Giunta in città la ragazza cambia identità e in cerca di vendetta si unisce alla resistenza locale. Vista la sua avvenenza e i suoi trascorsi nel mondo dello spettacolo a Rachel, che ora si fa chiamre Ellis, viene affidato il compito di sedurre e spiare un ufficiale nazista, tale Ludwig Muntze (Sebastian Kotch).

Purtroppo tra i due ben presto nasce un sentimento reale, perchè l’uffciale delle SS si rivela alquanto diverso dai gelidi carnefici che militano tra le fila dell’esercito tedesco, e la confusione aumenterà ulteriormente quando Rachel scoprirà che la resistenza olandese per cui sta rischiando la vita è piena di infiltrati al soldo del nemico.

L’olandese Paul Verhoeven è un regista alquanto verstile e dal’impronta visiva molto hollywoodiana e non nel senso peggiore del termine, i suoi film americani dimostrano una ricercatezza visiva notevole e spaziano con disinvoltura tra i generi, vedi le riuscite atmosfere action- cyberpunk di Robocop o la fantascienza anti-militarista di Starship troopers, senza dimenticare la caduta di stile del pruriginoso thriller Basic istinct o il colossale flop Showgirls.

Il regista torna in patria e sforna un partecipato affresco storico utilizzando i canoni del thriller a lui molto congeniali, esplora una pagina nera della seconda guerra mondiale cercando un difficile equilibrio tra la veste autoriale di taglio europeo e l’intrattenimento puro, sfornando un ibrido che comunque funziona anche se alla fine non convince del tutto.
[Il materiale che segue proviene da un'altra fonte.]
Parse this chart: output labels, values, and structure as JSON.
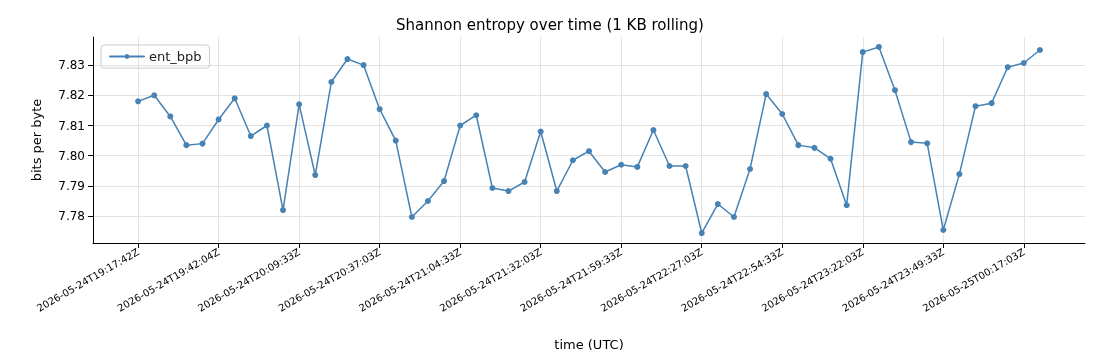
{
  "chart_data": {
    "type": "line",
    "title": "Shannon entropy over time (1 KB rolling)",
    "xlabel": "time (UTC)",
    "ylabel": "bits per byte",
    "categories": [
      "2026-05-24T19:17:42Z",
      null,
      null,
      null,
      null,
      "2026-05-24T19:42:04Z",
      null,
      null,
      null,
      null,
      "2026-05-24T20:09:33Z",
      null,
      null,
      null,
      null,
      "2026-05-24T20:37:03Z",
      null,
      null,
      null,
      null,
      "2026-05-24T21:04:33Z",
      null,
      null,
      null,
      null,
      "2026-05-24T21:32:03Z",
      null,
      null,
      null,
      null,
      "2026-05-24T21:59:33Z",
      null,
      null,
      null,
      null,
      "2026-05-24T22:27:03Z",
      null,
      null,
      null,
      null,
      "2026-05-24T22:54:33Z",
      null,
      null,
      null,
      null,
      "2026-05-24T23:22:03Z",
      null,
      null,
      null,
      null,
      "2026-05-24T23:49:33Z",
      null,
      null,
      null,
      null,
      "2026-05-25T00:17:03Z",
      null
    ],
    "series": [
      {
        "name": "ent_bpb",
        "color": "#4682b4",
        "values": [
          7.818,
          7.82,
          7.813,
          7.8035,
          7.804,
          7.812,
          7.819,
          7.8065,
          7.81,
          7.782,
          7.817,
          7.7936,
          7.8244,
          7.832,
          7.83,
          7.8154,
          7.805,
          7.7797,
          7.785,
          7.7916,
          7.81,
          7.8134,
          7.7893,
          7.7883,
          7.7913,
          7.808,
          7.7883,
          7.7985,
          7.8015,
          7.7946,
          7.797,
          7.7963,
          7.8085,
          7.7966,
          7.7966,
          7.7744,
          7.784,
          7.7797,
          7.7956,
          7.8204,
          7.8138,
          7.8035,
          7.8026,
          7.799,
          7.7836,
          7.8343,
          7.836,
          7.8217,
          7.8045,
          7.8041,
          7.7754,
          7.7939,
          7.8164,
          7.8174,
          7.8293,
          7.8307,
          7.835
        ]
      }
    ],
    "ylim": [
      7.7711,
      7.8393
    ],
    "yticks": [
      {
        "value": 7.78,
        "label": "7.78"
      },
      {
        "value": 7.79,
        "label": "7.79"
      },
      {
        "value": 7.8,
        "label": "7.80"
      },
      {
        "value": 7.81,
        "label": "7.81"
      },
      {
        "value": 7.82,
        "label": "7.82"
      },
      {
        "value": 7.83,
        "label": "7.83"
      }
    ],
    "grid": true,
    "legend": "top left",
    "marker": "circle",
    "line_style": "solid"
  }
}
In Black Book ci sono tutti i difetti tipici, ma anche i pregi di un regista che ha assorbito ritmi e compromessi del cinema mainstream, aggiungiamoci anche un tema, quello della seconda guerra mondiale, difficile da maneggiare e Verhoeven ne esce comunque a testa alta, dando vita ad una pellicola che non diapiacerà al grande pubblico e accontenterà in parte, anche chi cerca un cinema che regali qualche cosa in più del mero intrattenimento.

Sorvoliamo sulle accuse di revisionismo di cui è stato oggetto il regista perchè provengono sicuramente dagli stessi che hanno definito Starship troopers un film fascistoide non cogliendone minimamente ironia e sottigliezza, per il resto se cercate un buon thriller ambientato durante la seconda guerra mondiale e già avete visto Operazione Valchiria, Black Book è un degno rappersentante del genere.